Het hof begrijpt dat [appellante] met het overleggen van de door de heer [hoofd beveiliging] opgestelde zogenaamde lijst retouren contant wil aantonen dat zij zich niet € 1.971,92, maar hooguit € 1.017,64 onrechtmatig heeft toegeëigend. Zoals het hof reeds heeft overwogen in het tussenarrest van 8 juli 2014 (rov. 4.6) ligt het bedrag in hoger beroep niet meer ter beoordeling aan het hof voor. Voor de redenen verwijst het hof naar hetgeen daarover in voornoemd tussenarrest is overwogen.
10.5.6
Voorts heeft [appellante] in haar toelichting op de overgelegde lijst retouren contant de veronderstelling geuit dat mevrouw [leidinggevende] onder naam van [appellante] retouraanslagen heeft gemaakt. Zoals hiervoor reeds is overwogen heeft als uitgangspunt te gelden dat de retouraanslagen niet met de pas van de leidinggevende, maar met de persoonlijke pas van [appellante] zijn gemaakt.
10.6.
[appellante] heeft in een eerder stadium van het geding ook nog ander schriftelijk bewijsmateriaal bijgebracht, voornamelijk de in het kader van het strafrechtelijk onderzoek opgemaakte processen-verbaal van verhoren van getuigen. Ook dat bewijsmateriaal acht het hof onvoldoende, omdat daaruit, evenmin als in het hiervoor besproken materiaal, een verklaring valt af te leiden voor de ongerijmdheden in de stellingen van [appellante] tegenover hetgeen Action aan omstandigheden heeft aangevoerd. Dat die getuigen hebben verklaard dat zij niet hebben gezien dat [appellante] geld heeft weggenomen, bewijst niet dat dit niet is gebeurd.
10.7.
Het hof is van oordeel dat [appellante] niet is geslaagd in het leveren van tegenbewijs, niet door getuigenbewijs en niet door het bijgebrachte schriftelijk bewijsmateriaal, ook niet wanneer dat in onderling verband wordt bezien. Dat heeft tot gevolg dat het principaal hoger beroep faalt en dat het hof van oordeel is dat Action een dringende reden had voor het ontslag op staande.
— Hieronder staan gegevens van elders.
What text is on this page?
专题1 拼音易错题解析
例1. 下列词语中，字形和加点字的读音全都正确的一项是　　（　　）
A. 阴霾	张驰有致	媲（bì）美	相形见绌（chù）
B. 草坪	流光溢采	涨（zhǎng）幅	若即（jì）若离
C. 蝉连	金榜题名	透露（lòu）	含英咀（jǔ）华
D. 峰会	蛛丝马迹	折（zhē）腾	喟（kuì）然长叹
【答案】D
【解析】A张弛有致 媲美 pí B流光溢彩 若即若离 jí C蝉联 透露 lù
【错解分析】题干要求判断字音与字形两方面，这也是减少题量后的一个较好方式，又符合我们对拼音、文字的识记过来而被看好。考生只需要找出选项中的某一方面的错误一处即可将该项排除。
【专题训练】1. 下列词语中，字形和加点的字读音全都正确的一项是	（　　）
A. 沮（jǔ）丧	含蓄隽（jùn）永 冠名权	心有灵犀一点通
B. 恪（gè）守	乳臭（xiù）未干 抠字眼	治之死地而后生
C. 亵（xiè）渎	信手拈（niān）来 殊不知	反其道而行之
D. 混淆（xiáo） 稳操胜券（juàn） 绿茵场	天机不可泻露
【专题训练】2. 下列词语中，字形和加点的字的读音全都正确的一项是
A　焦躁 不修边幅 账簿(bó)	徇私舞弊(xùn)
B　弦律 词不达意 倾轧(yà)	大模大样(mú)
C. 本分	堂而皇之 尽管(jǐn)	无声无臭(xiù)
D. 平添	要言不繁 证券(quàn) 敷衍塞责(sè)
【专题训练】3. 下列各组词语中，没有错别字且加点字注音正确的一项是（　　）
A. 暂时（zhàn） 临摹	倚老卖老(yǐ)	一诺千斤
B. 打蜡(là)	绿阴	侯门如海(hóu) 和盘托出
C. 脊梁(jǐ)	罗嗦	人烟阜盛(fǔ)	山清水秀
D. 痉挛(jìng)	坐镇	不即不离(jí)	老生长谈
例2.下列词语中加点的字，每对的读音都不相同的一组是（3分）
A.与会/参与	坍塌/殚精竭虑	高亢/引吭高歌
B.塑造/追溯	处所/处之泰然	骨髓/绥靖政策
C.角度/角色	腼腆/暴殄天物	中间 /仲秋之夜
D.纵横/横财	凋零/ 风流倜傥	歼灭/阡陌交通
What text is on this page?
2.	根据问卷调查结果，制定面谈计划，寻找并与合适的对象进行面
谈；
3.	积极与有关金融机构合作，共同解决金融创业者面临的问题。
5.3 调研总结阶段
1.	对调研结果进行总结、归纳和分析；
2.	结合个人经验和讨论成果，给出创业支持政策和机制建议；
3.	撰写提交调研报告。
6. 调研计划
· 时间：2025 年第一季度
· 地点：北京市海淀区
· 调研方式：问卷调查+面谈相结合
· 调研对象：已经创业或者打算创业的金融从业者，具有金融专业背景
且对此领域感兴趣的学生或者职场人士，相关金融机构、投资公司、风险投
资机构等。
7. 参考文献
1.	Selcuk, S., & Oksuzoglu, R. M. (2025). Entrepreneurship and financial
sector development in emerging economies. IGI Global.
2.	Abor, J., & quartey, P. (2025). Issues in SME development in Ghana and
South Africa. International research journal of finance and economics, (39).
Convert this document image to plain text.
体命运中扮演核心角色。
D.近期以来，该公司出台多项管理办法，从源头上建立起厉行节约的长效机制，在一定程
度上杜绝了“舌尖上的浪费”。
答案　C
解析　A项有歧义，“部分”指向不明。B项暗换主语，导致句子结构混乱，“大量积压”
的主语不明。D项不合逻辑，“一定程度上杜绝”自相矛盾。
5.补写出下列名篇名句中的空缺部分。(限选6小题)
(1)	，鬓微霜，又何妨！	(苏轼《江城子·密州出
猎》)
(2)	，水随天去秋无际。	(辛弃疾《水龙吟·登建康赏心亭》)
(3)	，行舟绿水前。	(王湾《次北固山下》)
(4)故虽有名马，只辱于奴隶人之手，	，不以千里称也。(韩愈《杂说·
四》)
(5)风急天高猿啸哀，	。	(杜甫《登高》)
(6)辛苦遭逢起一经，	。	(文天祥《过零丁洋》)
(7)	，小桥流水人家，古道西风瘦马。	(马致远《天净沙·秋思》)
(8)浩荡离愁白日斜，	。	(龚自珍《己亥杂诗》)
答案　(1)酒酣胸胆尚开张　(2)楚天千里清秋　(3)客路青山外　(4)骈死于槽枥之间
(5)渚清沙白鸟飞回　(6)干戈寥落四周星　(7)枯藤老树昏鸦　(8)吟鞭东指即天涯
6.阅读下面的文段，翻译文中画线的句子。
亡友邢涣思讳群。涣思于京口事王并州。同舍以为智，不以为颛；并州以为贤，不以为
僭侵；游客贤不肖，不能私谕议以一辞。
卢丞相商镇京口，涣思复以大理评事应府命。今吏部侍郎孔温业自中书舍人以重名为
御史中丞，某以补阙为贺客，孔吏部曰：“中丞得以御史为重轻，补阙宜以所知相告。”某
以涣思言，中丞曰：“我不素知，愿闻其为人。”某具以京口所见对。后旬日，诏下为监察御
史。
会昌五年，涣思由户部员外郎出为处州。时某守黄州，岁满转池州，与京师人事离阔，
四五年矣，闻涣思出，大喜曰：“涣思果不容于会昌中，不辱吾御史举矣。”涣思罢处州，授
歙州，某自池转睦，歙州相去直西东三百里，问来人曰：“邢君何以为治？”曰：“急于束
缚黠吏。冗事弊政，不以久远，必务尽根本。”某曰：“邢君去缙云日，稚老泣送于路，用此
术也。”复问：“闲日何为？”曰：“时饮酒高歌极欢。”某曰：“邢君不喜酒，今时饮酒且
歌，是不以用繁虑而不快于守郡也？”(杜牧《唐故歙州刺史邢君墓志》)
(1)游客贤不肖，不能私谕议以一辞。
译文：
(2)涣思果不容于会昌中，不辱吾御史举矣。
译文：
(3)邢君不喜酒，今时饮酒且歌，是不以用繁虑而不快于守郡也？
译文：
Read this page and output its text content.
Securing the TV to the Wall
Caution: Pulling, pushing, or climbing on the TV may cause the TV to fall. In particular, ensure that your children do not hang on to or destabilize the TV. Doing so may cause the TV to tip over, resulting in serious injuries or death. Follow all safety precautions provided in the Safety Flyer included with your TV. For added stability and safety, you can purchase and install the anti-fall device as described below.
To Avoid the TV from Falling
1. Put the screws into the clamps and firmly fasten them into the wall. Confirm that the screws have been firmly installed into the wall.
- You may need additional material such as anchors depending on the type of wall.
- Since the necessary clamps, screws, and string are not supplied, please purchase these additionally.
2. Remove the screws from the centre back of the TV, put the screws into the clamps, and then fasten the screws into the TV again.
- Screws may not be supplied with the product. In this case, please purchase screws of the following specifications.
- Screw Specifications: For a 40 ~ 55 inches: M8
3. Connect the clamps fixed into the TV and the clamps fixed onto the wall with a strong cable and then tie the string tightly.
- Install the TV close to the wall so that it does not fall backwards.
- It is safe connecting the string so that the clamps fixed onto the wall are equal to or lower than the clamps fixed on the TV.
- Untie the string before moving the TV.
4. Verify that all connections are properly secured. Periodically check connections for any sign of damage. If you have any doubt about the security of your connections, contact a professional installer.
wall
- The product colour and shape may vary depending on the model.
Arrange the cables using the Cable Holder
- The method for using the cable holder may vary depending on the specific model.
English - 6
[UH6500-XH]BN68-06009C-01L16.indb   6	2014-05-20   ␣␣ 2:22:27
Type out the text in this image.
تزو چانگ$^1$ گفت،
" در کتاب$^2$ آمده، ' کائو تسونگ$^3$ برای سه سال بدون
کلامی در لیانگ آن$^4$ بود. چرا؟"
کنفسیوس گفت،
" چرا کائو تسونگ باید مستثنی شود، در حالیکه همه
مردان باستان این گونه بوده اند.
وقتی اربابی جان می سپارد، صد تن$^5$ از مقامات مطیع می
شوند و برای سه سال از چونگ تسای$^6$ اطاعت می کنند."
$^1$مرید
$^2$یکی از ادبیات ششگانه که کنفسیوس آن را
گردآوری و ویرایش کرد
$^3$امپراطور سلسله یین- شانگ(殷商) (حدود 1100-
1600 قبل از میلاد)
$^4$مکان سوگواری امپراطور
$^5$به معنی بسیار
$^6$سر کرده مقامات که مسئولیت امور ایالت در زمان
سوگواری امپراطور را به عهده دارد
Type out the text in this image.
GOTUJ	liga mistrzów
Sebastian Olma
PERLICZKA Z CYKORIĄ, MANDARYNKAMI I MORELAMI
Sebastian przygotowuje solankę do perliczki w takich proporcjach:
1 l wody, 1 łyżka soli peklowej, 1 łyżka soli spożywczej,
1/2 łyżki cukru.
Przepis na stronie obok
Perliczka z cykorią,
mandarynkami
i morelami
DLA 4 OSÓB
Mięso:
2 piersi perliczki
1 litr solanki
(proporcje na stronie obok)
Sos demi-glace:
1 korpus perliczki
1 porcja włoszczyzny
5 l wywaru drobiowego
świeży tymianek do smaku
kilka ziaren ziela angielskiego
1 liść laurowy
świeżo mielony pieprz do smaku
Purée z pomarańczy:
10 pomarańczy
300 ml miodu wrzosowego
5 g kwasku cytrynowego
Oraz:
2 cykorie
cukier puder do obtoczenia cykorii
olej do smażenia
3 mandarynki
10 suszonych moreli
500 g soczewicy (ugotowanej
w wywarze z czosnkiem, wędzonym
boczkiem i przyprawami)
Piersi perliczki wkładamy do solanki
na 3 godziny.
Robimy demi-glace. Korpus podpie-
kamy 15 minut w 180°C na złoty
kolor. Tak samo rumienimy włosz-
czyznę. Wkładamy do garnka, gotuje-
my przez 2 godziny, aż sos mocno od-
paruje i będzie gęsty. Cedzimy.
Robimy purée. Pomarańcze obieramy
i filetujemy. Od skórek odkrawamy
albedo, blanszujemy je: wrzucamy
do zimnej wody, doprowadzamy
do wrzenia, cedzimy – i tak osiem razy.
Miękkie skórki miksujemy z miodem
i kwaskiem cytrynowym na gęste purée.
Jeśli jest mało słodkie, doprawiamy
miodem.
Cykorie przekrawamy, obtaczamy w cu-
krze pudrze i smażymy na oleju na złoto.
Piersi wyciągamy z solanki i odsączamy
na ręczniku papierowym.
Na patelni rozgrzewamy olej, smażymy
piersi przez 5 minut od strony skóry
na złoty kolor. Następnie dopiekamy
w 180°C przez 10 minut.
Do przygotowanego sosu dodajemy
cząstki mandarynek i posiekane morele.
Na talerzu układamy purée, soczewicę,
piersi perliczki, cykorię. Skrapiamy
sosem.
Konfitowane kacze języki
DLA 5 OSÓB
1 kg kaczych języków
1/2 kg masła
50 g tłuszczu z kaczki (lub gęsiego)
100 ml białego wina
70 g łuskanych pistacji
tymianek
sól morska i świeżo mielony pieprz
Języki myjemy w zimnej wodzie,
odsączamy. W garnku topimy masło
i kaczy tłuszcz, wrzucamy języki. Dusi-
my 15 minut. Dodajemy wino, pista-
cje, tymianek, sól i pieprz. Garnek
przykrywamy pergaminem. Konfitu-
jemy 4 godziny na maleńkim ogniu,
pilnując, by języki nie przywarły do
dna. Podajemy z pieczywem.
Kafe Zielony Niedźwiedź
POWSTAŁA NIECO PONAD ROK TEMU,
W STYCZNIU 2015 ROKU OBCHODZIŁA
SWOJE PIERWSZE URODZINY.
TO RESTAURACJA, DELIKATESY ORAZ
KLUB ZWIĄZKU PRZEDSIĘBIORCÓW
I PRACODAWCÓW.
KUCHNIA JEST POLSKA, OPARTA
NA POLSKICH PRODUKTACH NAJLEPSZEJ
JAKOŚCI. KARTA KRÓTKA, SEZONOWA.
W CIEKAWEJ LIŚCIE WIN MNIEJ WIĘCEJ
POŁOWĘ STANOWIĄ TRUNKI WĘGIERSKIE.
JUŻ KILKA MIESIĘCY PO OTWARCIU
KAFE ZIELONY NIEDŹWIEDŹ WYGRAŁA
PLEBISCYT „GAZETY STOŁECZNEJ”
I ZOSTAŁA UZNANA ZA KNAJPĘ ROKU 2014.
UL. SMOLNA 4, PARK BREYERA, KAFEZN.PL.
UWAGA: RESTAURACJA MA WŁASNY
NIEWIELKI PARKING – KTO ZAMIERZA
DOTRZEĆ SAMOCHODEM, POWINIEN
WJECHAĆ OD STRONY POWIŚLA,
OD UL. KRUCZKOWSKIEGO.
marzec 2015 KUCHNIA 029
Zoals reeds in het tussenarrest van 8 juli 2014 (rov 4.12) is overwogen, heeft dat tot gevolg dat de vordering van Action tot vergoeding van onderzoekskosten voor toewijzing in aanmerking komt, zodat het hof het bestreden vonnis zal vernietigen voor zover die vordering in eerste aanleg is afgewezen. Het incidenteel hoger beroep slaagt dus.
10.8.
[appellante] zal worden veroordeeld in de proceskosten van het hoger beroep, zowel in principaal als in incidenteel appel.

11.De uitspraak

Het hof:
bekrachtigt de vonnissen waarvan beroep behoudens voor zover in reconventie de door Action gevorderde onderzoekskosten ten bedrage van € 733,- zijn afgewezen,
in zoverre opnieuw rechtdoende:
veroordeelt [appellante] om aan Action € 733,- ter zake onderzoekskosten te betalen;
veroordeelt [appellante] in de proceskosten van het hoger beroep, welke kosten tot op heden aan de zijde van Action worden begroot op € 683,- aan verschotten en op € 1.896,- aan salaris advocaat in principaal appel en op nihil aan verschotten en op € 948,- aan salaris advocaat in incidenteel appel;
verklaart dit arrest uitvoerbaar bij voorraad.
Dit arrest is gewezen door mrs. Chr. M. Aarts, O.G.H. Milar en M. van Ham en in het openbaar uitgesproken door de rolraadsheer op 7 juli 2015.